Five days before the initial incident, the Armed Forces of the Philippines had detected the departure of a group of Abu Sayyaf from Indanan, Sulu bound for the Central Visayas. On 9 April 2017, the US Embassy in Manila issued a travel warning based on "credible" reports of kidnapping threats. A day before the first firefight, the AFP received reports of the presence of eleven armed men in three pump boats entering the Inabanga River in Bohol.
A firefight between a joint Philippine Army and police force and the Abu Sayyaf began at approximately 5:00 in the morning of 11 April 2017 in Barangay Napo in the town of Inabanga. A Philippine Air Force plane conducted airstrikes against the Abu Sayyaf, while a Philippine Navy gunboat was deployed to block possible escape routes by sea. Three Philippine Army troopers, a policeman, two civilians and four Abu Sayyaf members were killed in the clash. Reports indicated that three extremist groups that have pledged allegiance to ISIL participated in the Bohol attack: a hard-line Abu Sayyaf faction known as the Marakat Ansar Battalion (called the Marakah al Ansar Battalion by another source), the Maute group and Ansar Khalifa Philippines.

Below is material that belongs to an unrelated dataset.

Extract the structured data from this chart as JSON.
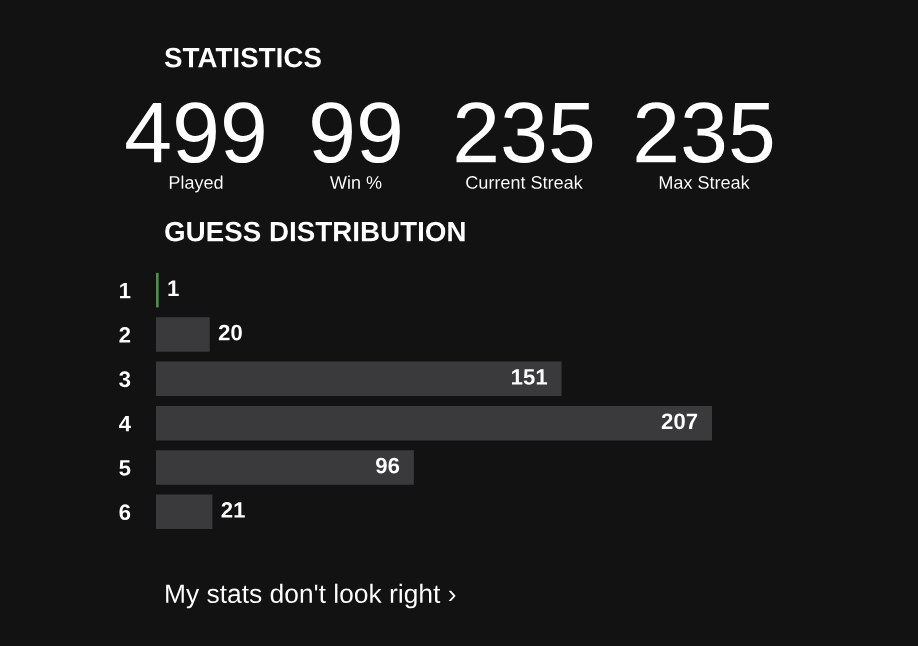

A day after the firefight, the body of Abu Sayyaf sub-leader Maumar Askali, also known as Abu Rami, was recovered from the scene of the clash. Askali was implicated in the beheading of two Canadian hostages, John Ridsdel and Robert Hall in 2016, and German tourist Jürgen Kantner in February 2017. On 13 April, two days after the clash, another Abu Sayyaf fatality was recovered by security forces after being buried by his companions in Barangay Lonoy Cainsican in Inabanga.
Two civilians killed in the firefight were initially tagged as Abu Sayyaf casualties. Government troops recovered M16 and M4 rifles, and bomb-making paraphernalia from the scene of the clash. The Armed Forces of the Philippines and civil authorities declared Bohol "cleared" a day after the firefight.
On 22 April 2017, four more Abu Sayyaf militants were killed during firefights in Bohol, including sub-leader and guide Joselito Melloria, also known as Abu Alih. Two weeks later, the AFP announced the arrest of Abu Saad, one of the three remaining Abu Sayyaf members who had evaded capture. A day later, Abu Saad was reported killed after attempting to escape while in police custody. The last two militants were finally located after they took a local resident hostage and were killed in a firefight against security forces on 15 May 2017.
On the evening of 22 April 2017, Police Supt. Maria Christina Nobleza, the deputy regional chief of the crime laboratory in the Davao Region, and her alleged lover, Reenor Lou Dungon, were arrested in a military checkpoint in Barangay Bacani, Clarin, Bohol. The two, authorities stated, were planning to rescue the remaining Abu Sayyaf members who were being hunted down by government troops. Dungon is said to be the brother-in-law of slain Abu Sayyaf leader Abu Solaiman.